Z1, physician's assistant, saw R2 at 10:10AM on 5/21/01 after R2 had fallen two times on 5/20/01. Z1 documented the following, "Staff report fall with head injury. Up with Merry Walker. Alert. PERRLA. MAEW. Gait steady but makes poor transfer... 7cm yellow/dark blue hematoma post medial parietal area. Nontender - abrasion right elbow and right forearm with edema, erythema, mild increased heat. On Keflex until 5/24 or 5/25 for cellulitis of the right lower lip."

The nurses notes of R2's record contain no assessment of R2's parietal bruising. There is no assessment of R2 having any edema with erythema and warmth of the right forearm on the record. The only note assessing the right lower lip is on 5/15/01 at 1230, "On antibiotic for mouth infection, right jaw red and swollen...".

On 5/21/01 at 1600 the nurses notes indicate the following assessment, "Purple bruises noted on bilateral hips and coccyx." There is no assessment as to the size or location of these bruises. There is no further assessment of any bruising until 5/25/01 at 0130, "Found on floor at front of bed - by wall with left hand on foot board - legs out stretched - full ROM - ...no known injuries - tab alarm not in place... bilateral hip blue - to red patches noted prior...". At 0430 R2 was transferred to the hospital, but there is no assessment that indicates why on the nurses notes. The supervisors notes indicate that R2 keeps legs drawn up, received order to transfer to the hospital. Though the hospital records indicate that R2 had a compressed fracture of the right hip, the administrator and DON stated in the end there was no fracture.
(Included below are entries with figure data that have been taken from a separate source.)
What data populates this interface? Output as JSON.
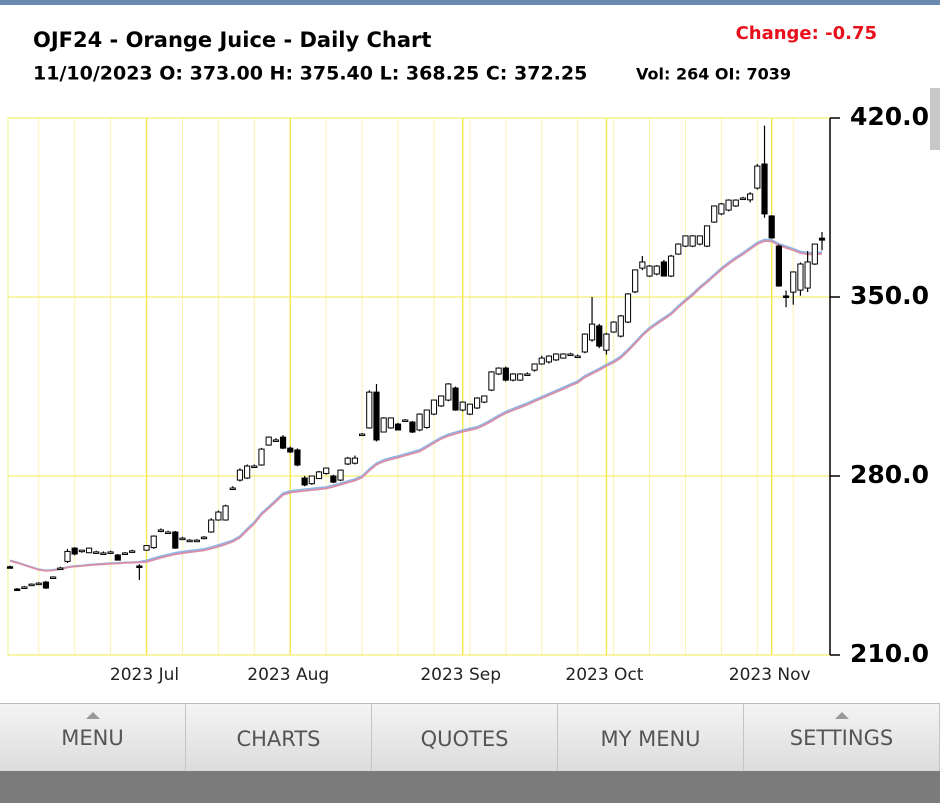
{
  "chart_data": {
    "type": "candlestick",
    "title": "OJF24 - Orange Juice - Daily Chart",
    "subtitle": "11/10/2023 O: 373.00 H: 375.40 L: 368.25 C: 372.25",
    "info": "Vol: 264 OI: 7039",
    "annotation": "Change: -0.75",
    "categories": [
      null,
      null,
      null,
      null,
      null,
      null,
      null,
      null,
      null,
      null,
      null,
      null,
      null,
      null,
      null,
      null,
      null,
      null,
      null,
      "2023 Jul",
      null,
      null,
      null,
      null,
      null,
      null,
      null,
      null,
      null,
      null,
      null,
      null,
      null,
      null,
      null,
      null,
      null,
      null,
      null,
      "2023 Aug",
      null,
      null,
      null,
      null,
      null,
      null,
      null,
      null,
      null,
      null,
      null,
      null,
      null,
      null,
      null,
      null,
      null,
      null,
      null,
      null,
      null,
      null,
      null,
      "2023 Sep",
      null,
      null,
      null,
      null,
      null,
      null,
      null,
      null,
      null,
      null,
      null,
      null,
      null,
      null,
      null,
      null,
      null,
      null,
      null,
      "2023 Oct",
      null,
      null,
      null,
      null,
      null,
      null,
      null,
      null,
      null,
      null,
      null,
      null,
      null,
      null,
      null,
      null,
      null,
      null,
      null,
      null,
      null,
      null,
      "2023 Nov",
      null,
      null,
      null,
      null,
      null,
      null,
      null
    ],
    "open": [
      244.5,
      235.8,
      236.0,
      237.2,
      238.0,
      238.5,
      240.0,
      244.0,
      246.6,
      251.8,
      250.5,
      250.0,
      250.3,
      249.9,
      250.3,
      249.1,
      249.9,
      250.7,
      244.8,
      251.0,
      252.0,
      258.9,
      258.1,
      258.1,
      255.7,
      254.9,
      254.9,
      255.5,
      258.1,
      262.8,
      262.8,
      275.3,
      278.4,
      279.2,
      283.9,
      284.3,
      292.1,
      294.1,
      295.2,
      290.9,
      290.2,
      279.2,
      277.0,
      279.0,
      281.0,
      280.0,
      278.4,
      284.7,
      285.0,
      296.4,
      298.8,
      312.8,
      297.2,
      298.8,
      300.3,
      301.9,
      301.1,
      298.0,
      299.0,
      304.2,
      307.4,
      309.7,
      314.4,
      305.8,
      304.2,
      306.6,
      308.9,
      313.6,
      319.9,
      322.2,
      317.5,
      317.5,
      319.9,
      321.4,
      323.8,
      324.6,
      325.4,
      326.1,
      327.7,
      326.9,
      328.5,
      333.2,
      338.7,
      329.2,
      336.3,
      334.7,
      340.2,
      352.0,
      361.3,
      358.2,
      359.0,
      363.7,
      358.2,
      366.8,
      369.9,
      369.9,
      370.7,
      369.9,
      379.3,
      382.5,
      384.0,
      385.6,
      388.7,
      388.0,
      392.6,
      402.0,
      381.7,
      369.9,
      350.4,
      351.9,
      352.7,
      353.5,
      362.9,
      373.0
    ],
    "high": [
      245.0,
      236.2,
      237.0,
      238.0,
      238.5,
      239.0,
      240.8,
      244.5,
      251.5,
      252.2,
      251.2,
      252.0,
      250.8,
      250.5,
      250.8,
      249.5,
      250.3,
      251.2,
      245.5,
      253.0,
      256.8,
      259.5,
      258.6,
      258.5,
      256.2,
      255.3,
      255.3,
      256.5,
      263.5,
      266.5,
      268.8,
      276.0,
      283.0,
      284.5,
      284.5,
      291.0,
      295.5,
      294.8,
      296.0,
      291.5,
      290.8,
      280.0,
      280.2,
      282.0,
      283.3,
      280.5,
      282.5,
      287.5,
      288.0,
      296.8,
      313.5,
      316.0,
      303.0,
      302.9,
      300.8,
      302.3,
      301.5,
      304.5,
      306.0,
      309.9,
      311.5,
      316.3,
      315.0,
      309.2,
      308.3,
      310.8,
      311.5,
      321.0,
      322.5,
      322.8,
      320.2,
      320.2,
      320.5,
      324.0,
      327.0,
      327.2,
      328.0,
      328.0,
      328.2,
      327.5,
      335.8,
      350.0,
      339.5,
      336.0,
      340.5,
      343.0,
      351.5,
      360.6,
      366.0,
      362.5,
      362.5,
      364.5,
      366.5,
      371.0,
      374.0,
      374.2,
      374.0,
      378.0,
      385.8,
      386.8,
      388.2,
      388.2,
      389.2,
      391.0,
      402.0,
      417.0,
      382.0,
      370.5,
      352.5,
      360.0,
      363.5,
      368.0,
      370.8,
      375.4
    ],
    "low": [
      243.8,
      235.0,
      235.8,
      237.0,
      237.5,
      235.8,
      239.8,
      243.5,
      246.0,
      249.0,
      250.0,
      249.8,
      250.0,
      249.5,
      250.0,
      247.0,
      249.5,
      250.3,
      239.3,
      250.8,
      251.5,
      258.0,
      257.5,
      251.5,
      255.2,
      254.5,
      254.5,
      255.2,
      257.8,
      262.5,
      262.5,
      274.5,
      277.8,
      278.8,
      283.3,
      284.0,
      291.8,
      293.5,
      290.5,
      289.0,
      283.8,
      276.0,
      276.5,
      278.8,
      280.5,
      277.2,
      278.0,
      284.3,
      284.5,
      296.0,
      298.5,
      293.5,
      297.0,
      298.5,
      297.8,
      301.5,
      296.8,
      297.5,
      298.5,
      303.8,
      307.0,
      309.2,
      305.5,
      305.3,
      303.8,
      306.2,
      308.5,
      313.2,
      319.5,
      317.0,
      317.0,
      317.2,
      319.2,
      320.8,
      323.5,
      324.0,
      325.0,
      326.0,
      327.2,
      326.5,
      328.0,
      332.5,
      330.0,
      327.5,
      336.0,
      334.2,
      339.8,
      351.5,
      360.5,
      357.8,
      358.5,
      358.0,
      357.8,
      366.5,
      369.5,
      369.5,
      370.2,
      369.5,
      379.0,
      382.0,
      383.5,
      385.2,
      388.2,
      387.0,
      392.0,
      381.0,
      372.8,
      354.0,
      346.0,
      347.0,
      350.5,
      352.0,
      362.5,
      368.25
    ],
    "close": [
      244.2,
      235.4,
      236.6,
      237.7,
      238.1,
      236.2,
      240.5,
      244.0,
      250.5,
      249.5,
      251.0,
      251.8,
      250.3,
      249.9,
      250.3,
      247.1,
      249.9,
      250.7,
      244.4,
      252.8,
      256.5,
      258.9,
      258.1,
      251.8,
      255.7,
      254.9,
      254.9,
      256.1,
      262.8,
      265.9,
      268.3,
      275.3,
      282.3,
      283.9,
      283.9,
      290.5,
      295.2,
      294.1,
      290.9,
      289.4,
      284.3,
      276.5,
      280.0,
      281.6,
      283.1,
      277.6,
      282.3,
      287.0,
      287.0,
      296.4,
      312.8,
      294.1,
      302.7,
      302.7,
      298.0,
      301.9,
      297.2,
      304.2,
      305.8,
      309.7,
      311.3,
      316.0,
      305.8,
      308.9,
      308.1,
      310.5,
      311.3,
      320.7,
      322.2,
      317.5,
      319.9,
      319.9,
      319.9,
      323.8,
      326.1,
      326.9,
      327.7,
      327.7,
      327.7,
      326.9,
      335.5,
      339.4,
      330.8,
      335.5,
      340.2,
      342.6,
      351.2,
      360.6,
      363.7,
      362.1,
      362.1,
      358.2,
      366.0,
      370.7,
      373.9,
      373.9,
      373.9,
      377.8,
      385.6,
      386.4,
      387.9,
      387.9,
      388.7,
      390.3,
      401.2,
      382.5,
      373.1,
      354.3,
      350.2,
      359.8,
      362.9,
      363.7,
      370.7,
      372.25
    ],
    "series": [
      {
        "color": "#8fb4e6",
        "values": [
          247.0,
          246.2,
          245.3,
          244.4,
          243.5,
          243.1,
          243.3,
          243.8,
          244.4,
          244.8,
          245.0,
          245.3,
          245.5,
          245.7,
          245.9,
          246.0,
          246.2,
          246.3,
          246.4,
          247.0,
          247.8,
          248.6,
          249.3,
          250.0,
          250.4,
          250.8,
          251.1,
          251.5,
          252.2,
          253.0,
          253.9,
          254.9,
          256.5,
          259.3,
          262.0,
          265.5,
          268.0,
          270.6,
          273.3,
          274.1,
          274.5,
          274.8,
          275.1,
          275.4,
          275.7,
          276.4,
          277.2,
          278.0,
          278.8,
          280.0,
          282.7,
          285.0,
          286.3,
          287.1,
          287.8,
          288.6,
          289.4,
          290.2,
          291.8,
          293.5,
          295.1,
          296.3,
          297.1,
          297.9,
          298.6,
          299.2,
          300.5,
          302.0,
          303.7,
          305.2,
          306.3,
          307.4,
          308.5,
          309.8,
          311.0,
          312.2,
          313.4,
          314.6,
          315.9,
          317.1,
          319.2,
          320.6,
          322.0,
          323.6,
          325.0,
          326.8,
          329.5,
          332.4,
          335.5,
          338.0,
          340.0,
          341.9,
          343.8,
          346.5,
          349.0,
          351.3,
          354.0,
          356.3,
          358.8,
          361.3,
          363.5,
          365.5,
          367.3,
          369.3,
          371.3,
          372.5,
          372.3,
          370.8,
          369.8,
          368.9,
          367.8,
          367.3,
          367.3,
          367.5
        ]
      },
      {
        "color": "#d98fa8",
        "values": [
          246.8,
          246.0,
          245.1,
          244.2,
          243.3,
          242.9,
          243.1,
          243.6,
          244.2,
          244.6,
          244.8,
          245.1,
          245.3,
          245.5,
          245.7,
          245.8,
          246.0,
          246.1,
          246.2,
          246.4,
          247.2,
          248.0,
          248.7,
          249.4,
          249.8,
          250.2,
          250.5,
          250.9,
          251.6,
          252.4,
          253.3,
          254.3,
          255.9,
          258.7,
          261.4,
          264.9,
          267.4,
          270.0,
          272.7,
          273.5,
          273.9,
          274.2,
          274.5,
          274.8,
          275.1,
          275.8,
          276.6,
          277.4,
          278.2,
          279.4,
          282.1,
          284.4,
          285.7,
          286.5,
          287.2,
          288.0,
          288.8,
          289.6,
          291.2,
          292.9,
          294.5,
          295.7,
          296.5,
          297.3,
          298.0,
          298.6,
          299.9,
          301.4,
          303.1,
          304.6,
          305.7,
          306.8,
          307.9,
          309.2,
          310.4,
          311.6,
          312.8,
          314.0,
          315.3,
          316.5,
          318.6,
          320.0,
          321.4,
          323.0,
          324.4,
          326.2,
          328.9,
          331.8,
          334.9,
          337.4,
          339.4,
          341.3,
          343.2,
          345.9,
          348.4,
          350.7,
          353.4,
          355.7,
          358.2,
          360.7,
          362.9,
          364.9,
          366.7,
          368.7,
          370.7,
          371.9,
          371.7,
          370.2,
          369.2,
          368.3,
          367.2,
          366.7,
          366.7,
          366.9
        ]
      }
    ],
    "up_color": "#ffffff",
    "down_color": "#000000",
    "ylim": [
      210,
      420
    ],
    "yticks": [
      {
        "value": 420,
        "label": "420.0"
      },
      {
        "value": 350,
        "label": "350.0"
      },
      {
        "value": 280,
        "label": "280.0"
      },
      {
        "value": 210,
        "label": "210.0"
      }
    ],
    "grid": true
  },
  "menu": [
    "MENU",
    "CHARTS",
    "QUOTES",
    "MY MENU",
    "SETTINGS"
  ]
}
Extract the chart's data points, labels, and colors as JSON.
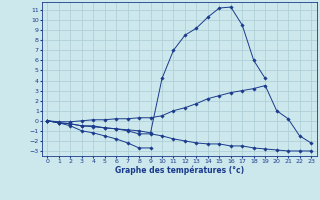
{
  "xlabel": "Graphe des températures (°c)",
  "ylim": [
    -3.5,
    11.8
  ],
  "xlim": [
    -0.5,
    23.5
  ],
  "yticks": [
    -3,
    -2,
    -1,
    0,
    1,
    2,
    3,
    4,
    5,
    6,
    7,
    8,
    9,
    10,
    11
  ],
  "xticks": [
    0,
    1,
    2,
    3,
    4,
    5,
    6,
    7,
    8,
    9,
    10,
    11,
    12,
    13,
    14,
    15,
    16,
    17,
    18,
    19,
    20,
    21,
    22,
    23
  ],
  "bg_color": "#cce8ec",
  "grid_color": "#b0d0d8",
  "line_color": "#1a3a8c",
  "line1": [
    0,
    -0.2,
    -0.5,
    -1.0,
    -1.2,
    -1.5,
    -1.8,
    -2.2,
    -2.7,
    -2.7,
    null,
    null,
    null,
    null,
    null,
    null,
    null,
    null,
    null,
    null,
    null,
    null,
    null,
    null
  ],
  "line2": [
    0,
    -0.2,
    -0.3,
    -0.5,
    -0.5,
    -0.7,
    -0.8,
    -1.0,
    -1.3,
    -1.3,
    -1.5,
    -1.8,
    -2.0,
    -2.2,
    -2.3,
    -2.3,
    -2.5,
    -2.5,
    -2.7,
    -2.8,
    -2.9,
    -3.0,
    -3.0,
    -3.0
  ],
  "line3": [
    0,
    -0.1,
    -0.1,
    0.0,
    0.1,
    0.1,
    0.2,
    0.2,
    0.3,
    0.3,
    0.5,
    1.0,
    1.3,
    1.7,
    2.2,
    2.5,
    2.8,
    3.0,
    3.2,
    3.5,
    1.0,
    0.2,
    -1.5,
    -2.2
  ],
  "line4": [
    0,
    -0.2,
    -0.3,
    -0.5,
    -0.6,
    -0.7,
    -0.8,
    -0.9,
    -1.0,
    -1.2,
    4.2,
    7.0,
    8.5,
    9.2,
    10.3,
    11.2,
    11.3,
    9.5,
    6.0,
    4.2,
    null,
    null,
    null,
    null
  ]
}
Per nurses notes R2 fell on:

5/11/01 at 0120,
5/15/01 at 1900 with skin tear to right lower arm,
5/16/01 at 1225 "left elbow hurts",
5/16/01 at 2150,
5/20/01 at 0520 "abrasion to left elbow",
5/20/01 at 1650 only documented on incident report with assessment of following injuries also only on incident report "hematoma back of head/neuro's monitored...",
5/25/01 0130 "keeps legs drawn up, sent to emergency room.",
5/28/01 1215 "left on floor due to complaints of hip pain... bruising noted on right hip bluish purple with some yellow."

Per DON and Administrator R2 was once again found to have no hip fracture, but as of 5/31/01 R2 was still at the hospital.

R2's care plan was initiated on 5/3/01 and updated on 5/11/01 addressing falls with the following approaches: "encourage slow pace, discuss running or picking items up off floor, encourage to walk close to side rails, enclosed chair walker trial for ambulation, Tylenol for knee pain." Care plan was not updated as to new approaches to prevent further falls and nurses notes do not contain individualized assessments of R2's injuries from falls and changes of condition associated with the injuries from the falls.